The 63-year-old Tibetan's family has for generations moved from pasture to pasture with their animals. He still has a substantial herd of more than 300 cattle and sheep which he grazes in Maqu County of the Gannan Tibetan Autonomous Prefecture in northwest China's Gansu Province.

Degenerating grassland in the region over the past decades has made it increasingly hard for his six-member family to make a living like their ancestors.

Gannan Prefecture used to flow with grasses, spring flowers and vegetation and remains an important watershed of the Yellow River, the country's second longest river.

Overgrazing and too-fast economic development over the past five decades has sharply reduced the area's vegetation. Green coverage in the valley region has dropped by 50 percent over the past 50 years.

Jia has had just about enough of the tenuous way of life and is seriously thinking of the government's offer to move to a permanent settlement as many other herders have. "I admire my friend Zhuo Majia's present life," he said.

Last year, Zhuo Majia's family resettled in a new village in Luqu County, which was built by the local government especially for the herders.

Zhou's five-member family moved into a new house for which it paid less than half the actual cost of construction. The Zhuos paid 30,000 yuan (3,750 U.S. dollars) while the government paid the remainder of 62,000 yuan (7,750 dollars) for the new home. The family now has clean tap water and cable TV and Zhuo is planning to build a livestock shed for his remaining heads of cattle.

To improve living standards of people in the environmentally difficult areas is a major theme of the 11th Five-Year Guidelines for the National Economic and Social Development (2006-2010). The program's draft is expected to be approved by the Fourth Plenary Session of the 10th National People's Congress (NPC).

Under the proposed program, China calls for different economic growth modes for regions based on environmental characteristics rather than on a unitary mode.

According to the draft, China will restrict or forbid exploitation and development in the areas which are listed as environmentally sensitive areas. Development in the areas that are susceptible to wind and sand erosion and wildlife nature reserves will also be restricted or banned.

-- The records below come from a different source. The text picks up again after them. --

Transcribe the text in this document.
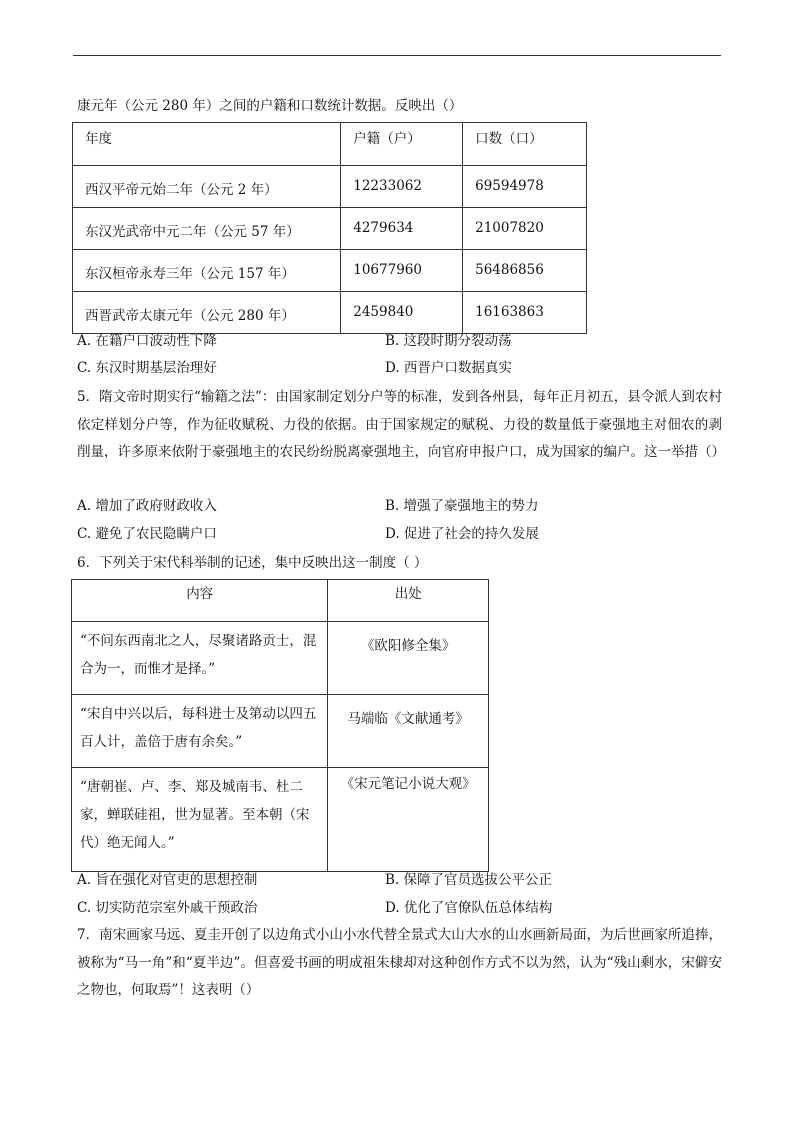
康元年（公元 280 年）之间的户籍和口数统计数据。反映出（）
年度	户籍（户）	口数（口）

西汉平帝元始二年（公元 2 年）	12233062	69594978

东汉光武帝中元二年（公元 57 年）	4279634	21007820

东汉桓帝永寿三年（公元 157 年）	10677960	56486856

西晋武帝太康元年（公元 280 年）	2459840	16163863
A. 在籍户口波动性下降	B. 这段时期分裂动荡
C. 东汉时期基层治理好	D. 西晋户口数据真实
5．隋文帝时期实行“输籍之法”：由国家制定划分户等的标准，发到各州县，每年正月初五，县令派人到农村依定样划分户等，作为征收赋税、力役的依据。由于国家规定的赋税、力役的数量低于豪强地主对佃农的剥削量，许多原来依附于豪强地主的农民纷纷脱离豪强地主，向官府申报户口，成为国家的编户。这一举措（）
A. 增加了政府财政收入	B. 增强了豪强地主的势力
C. 避免了农民隐瞒户口	D. 促进了社会的持久发展
6．下列关于宋代科举制的记述，集中反映出这一制度（ ）
内容	出处
“不问东西南北之人，尽聚诸路贡士，混合为一，而惟才是择。”	《欧阳修全集》
“宋自中兴以后，每科进士及第动以四五百人计，盖倍于唐有余矣。”	马端临《文献通考》
“唐朝崔、卢、李、郑及城南韦、杜二家，蝉联硅祖，世为显著。至本朝（宋代）绝无闻人。”	《宋元笔记小说大观》
A. 旨在强化对官吏的思想控制	B. 保障了官员选拔公平公正
C. 切实防范宗室外戚干预政治	D. 优化了官僚队伍总体结构
7．南宋画家马远、夏圭开创了以边角式小山小水代替全景式大山大水的山水画新局面，为后世画家所追捧，被称为“马一角”和“夏半边”。但喜爱书画的明成祖朱棣却对这种创作方式不以为然，认为“残山剩水，宋僻安之物也，何取焉”！这表明（）
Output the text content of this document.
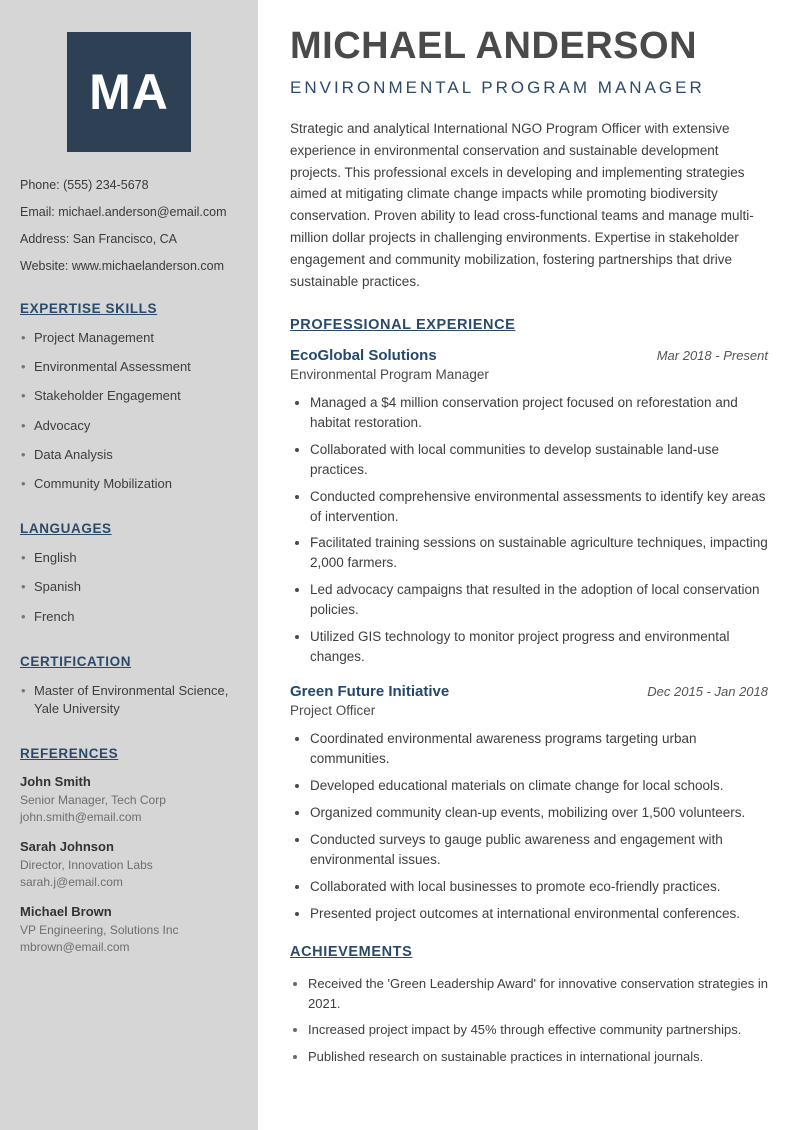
MA

Phone: (555) 234-5678

Email: michael.anderson@email.com

Address: San Francisco, CA

Website: www.michaelanderson.com

EXPERTISE SKILLS
• Project Management
• Environmental Assessment
• Stakeholder Engagement
• Advocacy
• Data Analysis
• Community Mobilization
LANGUAGES
• English
• Spanish
• French
CERTIFICATION
• Master of Environmental Science, Yale University
REFERENCES

John Smith

Senior Manager, Tech Corp

john.smith@email.com

Sarah Johnson

Director, Innovation Labs

sarah.j@email.com

Michael Brown

VP Engineering, Solutions Inc

mbrown@email.com

MICHAEL ANDERSON
ENVIRONMENTAL PROGRAM MANAGER

Strategic and analytical International NGO Program Officer with extensive experience in environmental conservation and sustainable development projects. This professional excels in developing and implementing strategies aimed at mitigating climate change impacts while promoting biodiversity conservation. Proven ability to lead cross-functional teams and manage multi-million dollar projects in challenging environments. Expertise in stakeholder engagement and community mobilization, fostering partnerships that drive sustainable practices.

PROFESSIONAL EXPERIENCE
EcoGlobal Solutions	Mar 2018 - Present

Environmental Program Manager

• Managed a $4 million conservation project focused on reforestation and habitat restoration.
• Collaborated with local communities to develop sustainable land-use practices.
• Conducted comprehensive environmental assessments to identify key areas of intervention.
• Facilitated training sessions on sustainable agriculture techniques, impacting 2,000 farmers.
• Led advocacy campaigns that resulted in the adoption of local conservation policies.
• Utilized GIS technology to monitor project progress and environmental changes.
Green Future Initiative	Dec 2015 - Jan 2018

Project Officer

• Coordinated environmental awareness programs targeting urban communities.
• Developed educational materials on climate change for local schools.
• Organized community clean-up events, mobilizing over 1,500 volunteers.
• Conducted surveys to gauge public awareness and engagement with environmental issues.
• Collaborated with local businesses to promote eco-friendly practices.
• Presented project outcomes at international environmental conferences.
ACHIEVEMENTS
• Received the 'Green Leadership Award' for innovative conservation strategies in 2021.
• Increased project impact by 45% through effective community partnerships.
• Published research on sustainable practices in international journals.
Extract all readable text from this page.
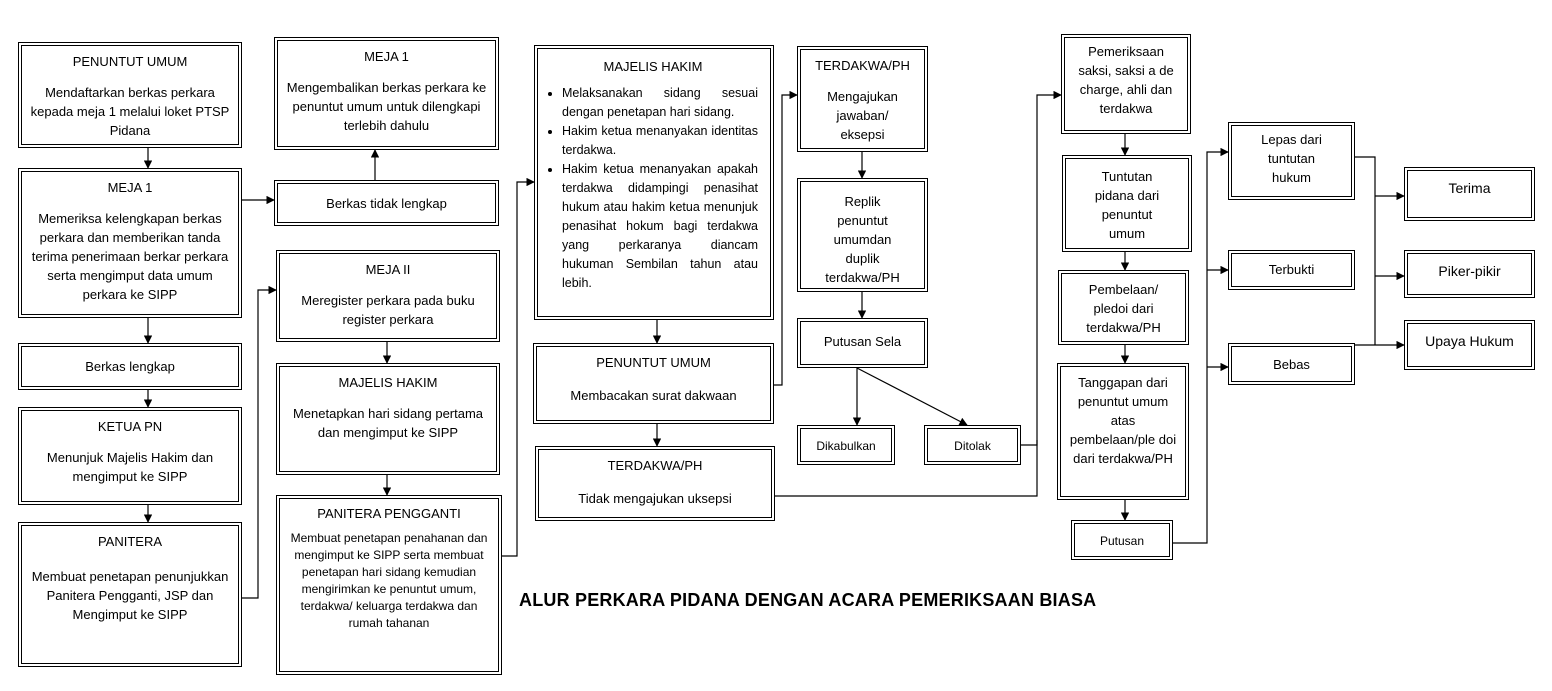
PENUNTUT UMUM
Mendaftarkan berkas perkara kepada meja 1 melalui loket PTSP Pidana
MEJA 1
Memeriksa kelengkapan berkas perkara dan memberikan tanda terima penerimaan berkar perkara serta mengimput data umum perkara ke SIPP
Berkas lengkap
KETUA PN
Menunjuk Majelis Hakim dan mengimput ke SIPP
PANITERA
Membuat penetapan penunjukkan Panitera Pengganti, JSP dan Mengimput ke SIPP
MEJA 1
Mengembalikan berkas perkara ke penuntut umum untuk dilengkapi terlebih dahulu
Berkas tidak lengkap
MEJA II
Meregister perkara pada buku register perkara
MAJELIS HAKIM
Menetapkan hari sidang pertama dan mengimput ke SIPP
PANITERA PENGGANTI
Membuat penetapan penahanan dan mengimput ke SIPP serta membuat penetapan hari sidang kemudian mengirimkan ke penuntut umum, terdakwa/ keluarga terdakwa dan rumah tahanan
MAJELIS HAKIM
• Melaksanakan sidang sesuai dengan penetapan hari sidang.
• Hakim ketua menanyakan identitas terdakwa.
• Hakim ketua menanyakan apakah terdakwa didampingi penasihat hukum atau hakim ketua menunjuk penasihat hokum bagi terdakwa yang perkaranya diancam hukuman Sembilan tahun atau lebih.
PENUNTUT UMUM
Membacakan surat dakwaan
TERDAKWA/PH
Tidak mengajukan uksepsi
TERDAKWA/PH
Mengajukan jawaban/ eksepsi
Replik penuntut umumdan duplik terdakwa/PH
Putusan Sela
Dikabulkan	Ditolak
Pemeriksaan saksi, saksi a de charge, ahli dan terdakwa
Tuntutan pidana dari penuntut umum
Pembelaan/ pledoi dari terdakwa/PH
Tanggapan dari penuntut umum atas pembelaan/ple doi dari terdakwa/PH
Putusan
Lepas dari tuntutan hukum
Terbukti
Bebas
Terima
Piker-pikir
Upaya Hukum
ALUR PERKARA PIDANA DENGAN ACARA PEMERIKSAAN BIASA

Jai and Zhou's lands in Gannan Prefecture are listed as a wetland and an environmental protected area in the draft five-year plan. The local government has already taken the lead and is helping thousands of nomadic herdsmen to settle permanently. They hope this will help restore the former pasture lands and stop the desert from further encroaching.

"This is the first time for China to propose different modes of development for different regions in a five-year development program," said Chen Jianhua, secretary of the Gannan Tibetan Autonomous Prefecture Committee of the Communist Party of China (CPC).

"This is a new concept that is extremely significant, " he said, adding that China's regional development policy used to be formulated based on administrative orders."

He explained that the former method did not take into account a region's unique environmental characteristics or development potential .

"This will help fairly allocate public resources and solve specific problems that are unique to a particular region," he said.

Over the past few decades, various localities pursued economic development with single model with little consideration of the deteriorating environment and the misuse of resources.

According to the estimation of the United Nations Environment Program (UNEP), China's economic losses due to its deteriorating environment account for 8 percent of the nation's GDP each year.

The country loses the equivalent of 667,000 hectares of arable land annually, said the UNEP. Desert lands now cover 30 percent of the country's land area, threatening the livelihood of nearly 400 million people. China has also suffered frequent river pollution accidents, sand storms and other environmental disasters in the past few years.

Li Shantong, a member of the National Committee of Chinese People's Political Consultative Conference  (CPPCC), said the former regional division policy is one reason for the broadening gap between the economically developed regions and China's western environmentally sensitive areas.

"It was hard to take advantage of what the different regions have to offer due to a lack of cooperation among them," said Li, also a researcher with the Development Research Center of the State Council.

China's new five-year plan requires restricting or banning industries which are harmful to the environment in the protected areas.

Meanwhile, industrialization and urbanization of these areas will be "seriously" restricted, said Li.

Zhu Zhixin, vice-minister of the National Development and Reform Commission (NDRC), noted that narrowing the gap between environmentally sensitive areas and developed regions doesn't necessarily mean the former's per capita GDP should be brought up to the latter's level. One of the major tasks is to ensure all residents enjoy equal basic public services.

The new goals for regional development have reduced emphasis on GDP, said Chen Jianhua, NPC deputy from Gannan Prefecture.

He said one of his major tasks in the coming five years is to remove 6,800 households of herdsmen out of the grassland before 2010, in addition to development of public service facilities and make efforts to better protect and improve the local environment.